C’est la rentrée : L’Union Européenne effectue sa mue

Le 10 septembre dernier, point d’orgue d’un renouvellement institutionnel à l’échelle européenne entamé avec les élections de mai dernier, Ursula von der Leyen levait le voile sur la composition souhaitée de la future Commission européenne. Dans l’optique de recueillir l’assentiment des eurodéputés réunis en plénière le 23 octobre prochain, l’exécutif européen devra réussir à démontrer que la lutte contre le changement climatique sera bien la priorité numéro un des cinq prochaines années en Europe.

En novembre 2018, la Commission européenne affichait sa volonté d’atteindre la neutralité carbone à l’horizon 2050, une ambition partagée par l’UFE dans une note de position publiée en juillet dernier. Pour autant, alors que le chemin à parcourir est encore long et sinueux, l’urgence climatique oblige l’ensemble des acteurs à adopter des mesures concrètes et ce, sans plus tarder.

La mise en place d’un European Green Deal, l’une des pierres angulaires de la future politique européenne

Afin de se donner les moyens de ses ambitions, la Commission s’appuiera sur une organisation inédite puisqu’articulée autour de trois grands portefeuilles : le premier étant consacré à la mise en œuvre d’un Pacte Vert Européen (dit European Green Deal), le deuxième à la digitalisation et le troisième relatif au volet économique. L’UFE salue cette initiative qui permettra d’avoir une politique plus inclusive et transsectorielle. En effet, le déploiement prévu pour fin janvier 2020 du Green Deal, censé graver dans le marbre l’objectif de décarbonation, ne pouvait et ne pourra se faire sans recourir à une approche systémique et inclusive intégrant, l’énergie, les transports, l’économie circulaire, l’agriculture ou encore la politique de cohésion sociale au sein d’une réflexion d’ensemble. En sa qualité d’association professionnelle du secteur de l’électricité, l’UFE se réjouit également de l’ambition affichée par la future Présidente de la Commission de doter l’UE, par le truchement de la compétence concurrentielle, d’une véritable politique industrielle. Cela doit permettre de garantir la compétitivité et les emplois de notre industrie électrique qui sera amenée à jouer un rôle fondamental dans le façonnage du modèle de croissance durable de demain.

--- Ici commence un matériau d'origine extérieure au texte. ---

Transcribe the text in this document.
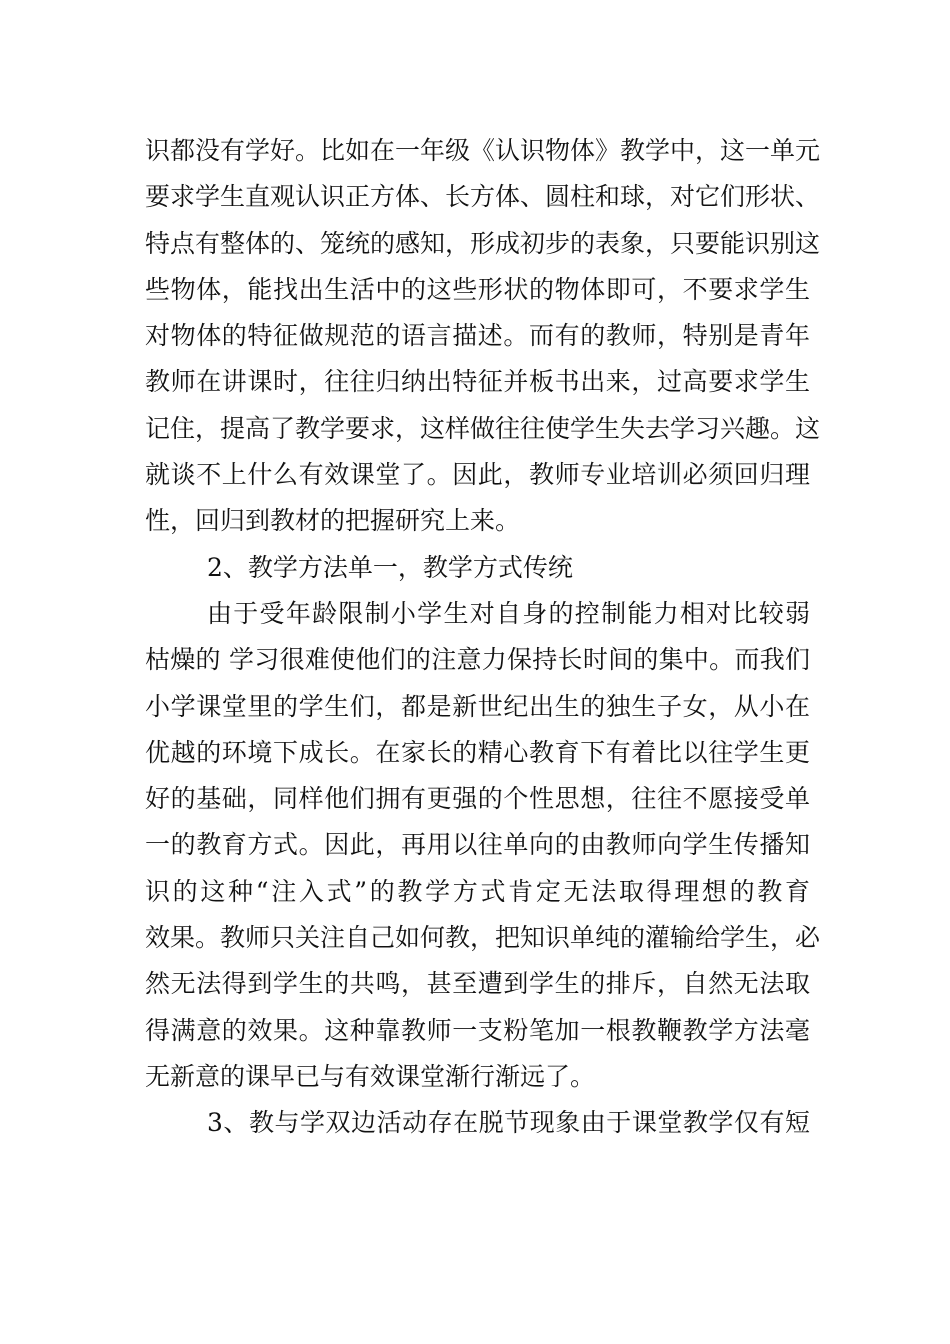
识都没有学好。比如在一年级《认识物体》教学中，这一单元
要求学生直观认识正方体、长方体、圆柱和球，对它们形状、
特点有整体的、笼统的感知，形成初步的表象，只要能识别这
些物体，能找出生活中的这些形状的物体即可，不要求学生
对物体的特征做规范的语言描述。而有的教师，特别是青年
教师在讲课时，往往归纳出特征并板书出来，过高要求学生
记住，提高了教学要求，这样做往往使学生失去学习兴趣。这
就谈不上什么有效课堂了。因此，教师专业培训必须回归理
性，回归到教材的把握研究上来。
2、教学方法单一，教学方式传统
由于受年龄限制小学生对自身的控制能力相对比较弱
枯燥的 学习很难使他们的注意力保持长时间的集中。而我们
小学课堂里的学生们，都是新世纪出生的独生子女，从小在
优越的环境下成长。在家长的精心教育下有着比以往学生更
好的基础，同样他们拥有更强的个性思想，往往不愿接受单
一的教育方式。因此，再用以往单向的由教师向学生传播知
识的这种“注入式”的教学方式肯定无法取得理想的教育
效果。教师只关注自己如何教，把知识单纯的灌输给学生，必
然无法得到学生的共鸣，甚至遭到学生的排斥，自然无法取
得满意的效果。这种靠教师一支粉笔加一根教鞭教学方法毫
无新意的课早已与有效课堂渐行渐远了。
3、教与学双边活动存在脱节现象由于课堂教学仅有短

Un agenda politique brûlant pour les chefs d’État et de gouvernement

Empêtrés dans les négociations relatives au Brexit, dont le dénouement est cette fois attendu pour le 31 octobre, les États membres devront également réussir à s’entendre sur une déclaration commune soutenant la neutralité carbone à l’horizon 2050 alors que quatre pays demeurent encore réticents. En ce sens, afin de tenter de convaincre ses homologues, la Présidence Finlandaise multiplie les réunions ministérielles (agriculture, environnement, défense, affaires étrangères, finances) avec la question climatique à l’ordre du jour. Cela a notamment récemment pu déboucher sur des réflexions concernant la révision de la directive relative à la taxation des produits énergétiques et de l’électricité, la question du stockage du carbone dans les sols ou encore le prix du carbone.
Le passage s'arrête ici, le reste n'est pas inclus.